Aqui e ali, notei alguns ligeiros toques femininos. O brinquedo de pelúcia em sua cama era particularmente notável. Era um garotinho, de uns vinte centímetros de altura, cabelo castanho claro, robe e cajado. Provavelmente era um mago.
Pelo que eu sabia não vendiam brinquedos como esse nesta cidade. Será que ela comprou de um mascate viajante? Acho que nem Zanoba tinha algo assim em sua coleção, e isso significava que devia ser um achado muito raro.
Será que ela mesma tinha feito? Nah, claro que não.
Aisha também tinha alguns vasos de plantas perto da janela – tudo, desde tulipas a aloés e um cactozinho. Tinha mais ou menos uns dez vasos alinhados de vários tamanhos. Comparado com o quarto de Norn, o lugar parecia um pouco mais com o que se esperaria de um quarto de uma garota.
Vagando até um canto, abri o armário de Aisha e dei uma olhada. Havia três trajes de criada completos. Foi nítido perceber que todos estavam bem usados, com alguns remendos aqui e ali. Pareciam mais as roupas de uma criada veterana do que as de uma criança de onze anos. Aisha estava crescendo bem rápido, então logo deveriam ficar pequenos para ela. A menos que Lilia pudesse modificá-los de alguma forma.
Voltando a olhar ao redor, percebi uma única e bela roupa feminina pendurada do outro lado do armário. Tinha um monte de babados e tal. Será que estava guardando para uma ocasião especial?
Com alguma sorte, não seria isso que ela queria me mostrar. Eu teria que fingir que não vi isso.
Fechando o armário, abri a gaveta embaixo dele.
Um dos lados estava cheio de calcinhas cuidadosamente dobradas. Para qualquer garoto apaixonado por ela, seria um verdadeiro tesouro.
Ao lado das calcinhas estavam várias camisas… e assim que olhei mais de perto, também vi alguns sutiãs. Minha irmãzinha era bem desenvolvida para sua idade, já sendo capaz de equipar uma “armadura torácica”. Ainda assim, no momento, devia ter o equivalente ao tamanho P. O Sábio Velho Eremita já a classificava como uma joia rara em formação, mas ainda era cedo demais.
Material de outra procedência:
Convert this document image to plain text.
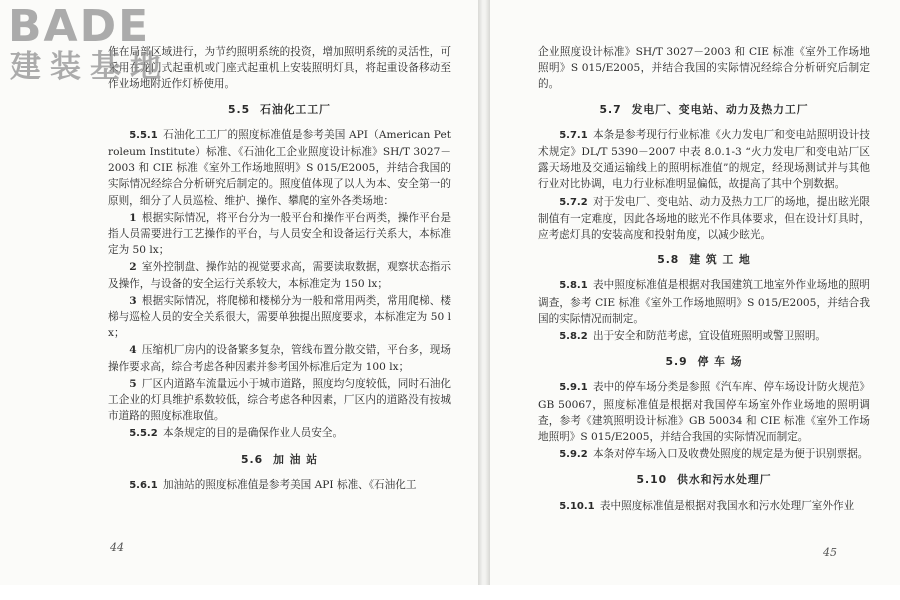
作在局部区域进行，为节约照明系统的投资，增加照明系统的灵活性，可采用在龙门式起重机或门座式起重机上安装照明灯具，将起重设备移动至作业场地附近作灯桥使用。
5.5 石油化工工厂
5.5.1  石油化工工厂的照度标准值是参考美国 API（American Petroleum Institute）标准、《石油化工企业照度设计标准》SH/T 3027－2003 和 CIE 标准《室外工作场地照明》S 015/E2005，并结合我国的实际情况经综合分析研究后制定的。照度值体现了以人为本、安全第一的原则，细分了人员巡检、维护、操作、攀爬的室外各类场地：
1  根据实际情况，将平台分为一般平台和操作平台两类，操作平台是指人员需要进行工艺操作的平台，与人员安全和设备运行关系大，本标准定为 50 lx；
2  室外控制盘、操作站的视觉要求高，需要读取数据，观察状态指示及操作，与设备的安全运行关系较大，本标准定为 150 lx；
3  根据实际情况，将爬梯和楼梯分为一般和常用两类，常用爬梯、楼梯与巡检人员的安全关系很大，需要单独提出照度要求，本标准定为 50 lx；
4  压缩机厂房内的设备繁多复杂，管线布置分散交错，平台多，现场操作要求高，综合考虑各种因素并参考国外标准后定为 100 lx；
5  厂区内道路车流量远小于城市道路，照度均匀度较低，同时石油化工企业的灯具维护系数较低，综合考虑各种因素，厂区内的道路没有按城市道路的照度标准取值。
5.5.2  本条规定的目的是确保作业人员安全。
5.6 加 油 站
5.6.1  加油站的照度标准值是参考美国 API 标准、《石油化工
企业照度设计标准》SH/T 3027－2003 和 CIE 标准《室外工作场地照明》S 015/E2005，并结合我国的实际情况经综合分析研究后制定的。
5.7 发电厂、变电站、动力及热力工厂
5.7.1  本条是参考现行行业标准《火力发电厂和变电站照明设计技术规定》DL/T 5390－2007 中表 8.0.1-3 “火力发电厂和变电站厂区露天场地及交通运输线上的照明标准值”的规定，经现场测试并与其他行业对比协调，电力行业标准明显偏低，故提高了其中个别数据。
5.7.2  对于发电厂、变电站、动力及热力工厂的场地，提出眩光限制值有一定难度，因此各场地的眩光不作具体要求，但在设计灯具时，应考虑灯具的安装高度和投射角度，以减少眩光。
5.8 建 筑 工 地
5.8.1  表中照度标准值是根据对我国建筑工地室外作业场地的照明调查，参考 CIE 标准《室外工作场地照明》S 015/E2005，并结合我国的实际情况而制定。
5.8.2  出于安全和防范考虑，宜设值班照明或警卫照明。
5.9 停 车 场
5.9.1  表中的停车场分类是参照《汽车库、停车场设计防火规范》GB 50067，照度标准值是根据对我国停车场室外作业场地的照明调查，参考《建筑照明设计标准》GB 50034 和 CIE 标准《室外工作场地照明》S 015/E2005，并结合我国的实际情况而制定。
5.9.2  本条对停车场入口及收费处照度的规定是为便于识别票据。
5.10 供水和污水处理厂
5.10.1  表中照度标准值是根据对我国水和污水处理厂室外作业
44	45
BADE
建装基地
Enquanto eu continuava contemplando as roupas da minha irmã, uma pequena batida por trás fez meu coração dar um salto. Ativando meu Olho Demoníaco da Previsão, canalizei mana em minhas mãos e girei os calcanhares, certificando-me de fechar a gaveta atrás de mim.
— Quem está aí? — chamei, apontando meus dedos em direção à porta.
Não havia nada lá. Ninguém que eu pudesse ver.
Aisha e Zenith ainda deviam estar ocupadas com o jardim, e Lilia devia estar ocupada preparando o almoço.
Então era nosso tatu de estimação? Não, ele se juntou a Roxy quando ela foi para a Universidade. Provavelmente estava tirando uma soneca por algum estábulo de lá.
Matsukaze, o cavalo que comprei antes de ir para Begaritt, estava alojado em um estábulo na cidade. Às vezes eu ia até lá para verificá-lo, mas duvidava que ele poderia chegar em casa sozinho.
Sobrou apenas Lucie, e ela ainda nem engatinhava.
Então era alguém totalmente inesperado? Um ladrão? Um pervertido querendo roubar o sutiã de uma jovem inocente?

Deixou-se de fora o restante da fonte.